Horgan, liaison to the borough’s Animal Welfare Advisory Committee, said the delay was needed so that a meeting involving “all stakeholders” could be held.

The proposed law would allow the retail sale of puppies and kittens only if pet stores acquire them from shelters or rescue organizations. Such a requirement, the ordinance states, “is likely to decrease the demand for puppies and kittens bred in puppy and kitten mills, and is likely to increase demand for animals from animal shelters and rescue organizations.”

Slated to attend the closed-door meeting, scheduled for June 5, are Horgan; Mayor Pasquale Menna; Bark Avenue Puppies owner Gary Hager and his attorney; Karen Fasano Thomsen, an attorney and member of the animal committee; committee member Debbie Marks; and Jim Scavone, executive director of Red Bank RiverCenter, the downtown promotion agency.

Hager, whose shop is the only seller of puppies in town, has repeatedly told the council that enactment of the bill would kill his business. He has threatened to sue the borough if the proposal is enacted.

Bark Avenue, located on West Front Street, specializes in French bulldogs and other breeds that Hager says do not come from puppy mills. Proponents of the ordinance, however, dispute that claim, and point to records showing United States Department of Agriculture citations of breeding operations they claim have supplied dogs to the shop.

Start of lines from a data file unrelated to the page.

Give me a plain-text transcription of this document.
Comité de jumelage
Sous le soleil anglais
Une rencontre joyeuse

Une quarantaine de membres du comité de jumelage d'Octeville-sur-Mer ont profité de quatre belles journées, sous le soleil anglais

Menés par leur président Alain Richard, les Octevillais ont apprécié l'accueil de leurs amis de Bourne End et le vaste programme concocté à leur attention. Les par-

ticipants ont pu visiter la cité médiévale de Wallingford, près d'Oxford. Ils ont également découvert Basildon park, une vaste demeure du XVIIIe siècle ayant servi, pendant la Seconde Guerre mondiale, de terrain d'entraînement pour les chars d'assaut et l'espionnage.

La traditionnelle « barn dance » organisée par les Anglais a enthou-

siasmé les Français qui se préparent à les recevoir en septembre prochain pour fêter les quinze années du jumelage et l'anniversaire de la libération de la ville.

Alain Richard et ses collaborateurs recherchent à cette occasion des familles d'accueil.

Hager has also said that the animal welfare committee never reached out to him, even after Menna and Horgan visited his shop this winter and pledged that the committee would do so.

That outreach, Horgan told redbankgreen, “should have happened. It was an oversight, so now we’re rectifying that.”

Last week, animal committee chairperson Vyolet Jean Savage, a proponent of the ordinance, resigned from the committee.

Without making specific reference to the puppy mill bill, Savage told her fellow committee members in a May 24 resignation letter that the group “has been repeatedly excluded from substantive dialog regarding pertinent policy initiatives and there seems to be little weight given to our efforts.”

Savage did not respond to requests for comment.

Asked if she favored the bill, Horgan said that while she opposes puppy mills and animal mistreatment, “I’m not in favor of putting people out of business, and I’m hoping we can come to some kind of resolution.”

Scavone, meantime, told the Asbury Park Press earlier this week that RiverCenter’s board opposed the bill because it would set a bad precedent to subject a store whose business practices are now regulated at the state and federal levels to borough regulation as well.